I have more than 1300 old photos and some very important, can’t afford to lose documents with me, which I need to scan into my computer. I am having a confusion, whether I should photograph all those photos and documents with my Nikon new D3400 or buy a dedicated scanner for the purpose. I know that scanner may produce better results for document imaging and photo scanning. I would like faster conversion and don’t need to spend a lot of money. Is there a way I could improve the results if I photograph them? Or is there any cheap, but good quality scanners available? I would appreciate some quick help here.


----------



## weepete (Jun 14, 2017)

If they are just family photos and stuff I'd just photograph them with the D3400. If it's stuff you want professionaly printed later on I'd look to have them scanned.


----------



## Derrel (Jun 14, 2017)

The camera will be faster. You might need a macro lens. The 85mm f/3.5 DX Macro is inexpensive, but might be a bit too long for use without a copy stand and adequate room. If the photos are small, say 4x6 inches, the 85mm lens might require you to be within 2 feet of them, which is workablke; If they are bigger, like 8x 10 photos, you'd need to stand farther away.


----------



## Dave442 (Jun 14, 2017)

For documents I often just use the scan to PDF app on my phone, it automatically knows to make the paper white and lets you crop. For a big batch of documents I have a flatbed scanner with paper feeder - I have it make a multi-page TIFF and then I edit each page and print to PDF.

Prints I usually photograph using a homemade copy stand and the macro lens. Years ago I found out my grandfather had photographed all the old family tintype images and the copies were the version hanging on the wall - that just sort of stuck with me.


----------



## cgw (Jun 18, 2017)

For Nikon DX, the oft-overlooked Micro Nikkor 40/2.8g is near-perfect--and every bit as good as the venerable 55/3.5. I use it with a D7200 on a  Manfrotto copy stand with a light box for slides and 120 negs. As noted above, camera scanning is quick, not to mention capable of precise focus--two things flatbeds just don't deliver.


----------



## Derrel (Jun 18, 2017)

Dave442 said:


> For documents I often just use the scan to PDF app on my phone, it automatically knows to make the paper white and lets you crop. For a big batch of documents I have a flatbed scanner with paper feeder - I have it make a multi-page TIFF and then I edit each page and print to PDF.
> 
> Prints I usually photograph using a homemade copy stand and the macro lens. Years ago I found out my grandfather had photographed all the old family tintype images and the copies were the version hanging on the wall - that just sort of stuck with me.



I just got one of these apps for my iPhone...snap a picture...BOOM! Coverts a receipt or piece of paperwork to a .PDF...works super fast...


----------



## Boy_Cringe (Jun 20, 2017)

Just buy a dedicated scanner i guess since the result is better.

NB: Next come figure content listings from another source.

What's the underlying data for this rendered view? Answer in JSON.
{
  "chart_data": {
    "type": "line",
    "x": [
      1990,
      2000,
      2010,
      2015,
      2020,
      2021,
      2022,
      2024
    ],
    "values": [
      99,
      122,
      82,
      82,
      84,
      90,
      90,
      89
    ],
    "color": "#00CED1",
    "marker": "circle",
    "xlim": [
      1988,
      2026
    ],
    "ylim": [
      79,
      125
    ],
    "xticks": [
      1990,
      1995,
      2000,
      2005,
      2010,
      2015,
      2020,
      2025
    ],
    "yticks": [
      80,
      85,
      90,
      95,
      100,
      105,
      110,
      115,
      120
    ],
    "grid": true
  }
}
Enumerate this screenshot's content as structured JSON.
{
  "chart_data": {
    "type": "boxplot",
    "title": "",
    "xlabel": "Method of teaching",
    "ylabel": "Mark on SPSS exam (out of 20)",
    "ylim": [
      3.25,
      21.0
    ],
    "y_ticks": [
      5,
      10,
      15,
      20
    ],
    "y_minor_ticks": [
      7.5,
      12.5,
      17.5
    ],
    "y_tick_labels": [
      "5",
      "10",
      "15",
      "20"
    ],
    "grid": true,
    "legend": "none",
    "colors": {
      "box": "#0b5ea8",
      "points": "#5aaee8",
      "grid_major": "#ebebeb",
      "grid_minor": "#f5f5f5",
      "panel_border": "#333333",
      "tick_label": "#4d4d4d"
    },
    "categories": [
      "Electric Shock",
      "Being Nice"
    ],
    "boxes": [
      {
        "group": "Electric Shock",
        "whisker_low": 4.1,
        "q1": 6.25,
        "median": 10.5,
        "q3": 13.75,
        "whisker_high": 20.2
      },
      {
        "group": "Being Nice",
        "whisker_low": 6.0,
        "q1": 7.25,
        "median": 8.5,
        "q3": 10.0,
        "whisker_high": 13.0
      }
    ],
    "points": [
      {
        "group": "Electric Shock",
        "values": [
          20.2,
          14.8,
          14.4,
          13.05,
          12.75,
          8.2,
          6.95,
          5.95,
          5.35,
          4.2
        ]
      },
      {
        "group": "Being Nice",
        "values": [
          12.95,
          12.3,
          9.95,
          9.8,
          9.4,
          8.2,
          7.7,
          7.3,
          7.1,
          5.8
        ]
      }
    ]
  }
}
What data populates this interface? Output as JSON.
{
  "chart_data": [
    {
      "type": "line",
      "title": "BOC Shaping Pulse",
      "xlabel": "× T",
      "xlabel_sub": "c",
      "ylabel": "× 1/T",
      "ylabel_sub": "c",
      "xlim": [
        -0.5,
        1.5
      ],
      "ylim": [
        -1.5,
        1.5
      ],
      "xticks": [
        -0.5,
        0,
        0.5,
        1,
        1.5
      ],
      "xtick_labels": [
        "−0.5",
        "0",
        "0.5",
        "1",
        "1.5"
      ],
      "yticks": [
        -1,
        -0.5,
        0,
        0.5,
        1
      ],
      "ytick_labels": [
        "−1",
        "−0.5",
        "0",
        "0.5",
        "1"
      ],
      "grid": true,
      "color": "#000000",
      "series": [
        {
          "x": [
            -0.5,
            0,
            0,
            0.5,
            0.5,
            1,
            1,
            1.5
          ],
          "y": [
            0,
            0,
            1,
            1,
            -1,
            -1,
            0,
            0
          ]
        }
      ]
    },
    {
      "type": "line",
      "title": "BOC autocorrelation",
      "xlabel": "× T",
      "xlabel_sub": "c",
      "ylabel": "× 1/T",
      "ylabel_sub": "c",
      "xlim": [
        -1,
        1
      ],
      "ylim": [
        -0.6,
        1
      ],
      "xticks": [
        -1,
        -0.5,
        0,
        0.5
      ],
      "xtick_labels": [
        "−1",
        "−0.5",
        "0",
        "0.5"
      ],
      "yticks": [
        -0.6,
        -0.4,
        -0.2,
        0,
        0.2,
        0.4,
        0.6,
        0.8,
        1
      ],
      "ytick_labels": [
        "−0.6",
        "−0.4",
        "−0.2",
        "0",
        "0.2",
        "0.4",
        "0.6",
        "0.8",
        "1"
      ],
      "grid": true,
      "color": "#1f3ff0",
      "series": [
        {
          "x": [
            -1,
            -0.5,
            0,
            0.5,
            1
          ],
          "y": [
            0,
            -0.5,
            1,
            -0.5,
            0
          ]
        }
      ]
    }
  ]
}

The problem now is how could you make it with that 1300 photos.


----------



## Don001 (Jun 20, 2017)

Thank you guys! Sorry for the late reply. I won't print them later, but I also don't want to compromise on quality. Most of them are clicks of our precious memories with friends and family. And some important docs too. I know Camera can make it fast, scanner can give better results and that's exactly what is confusing me. I have tried a few apps available for Android and they couldn't give me desired quality. iPhone may give better results, but I don't have one. I think I'll give a try using d3400 with 30-50 photos  and see how good they are. If it's good, I 'll do the same with rest of them. But there are some docs too. Do you think a scanner works better with them than a camera?


----------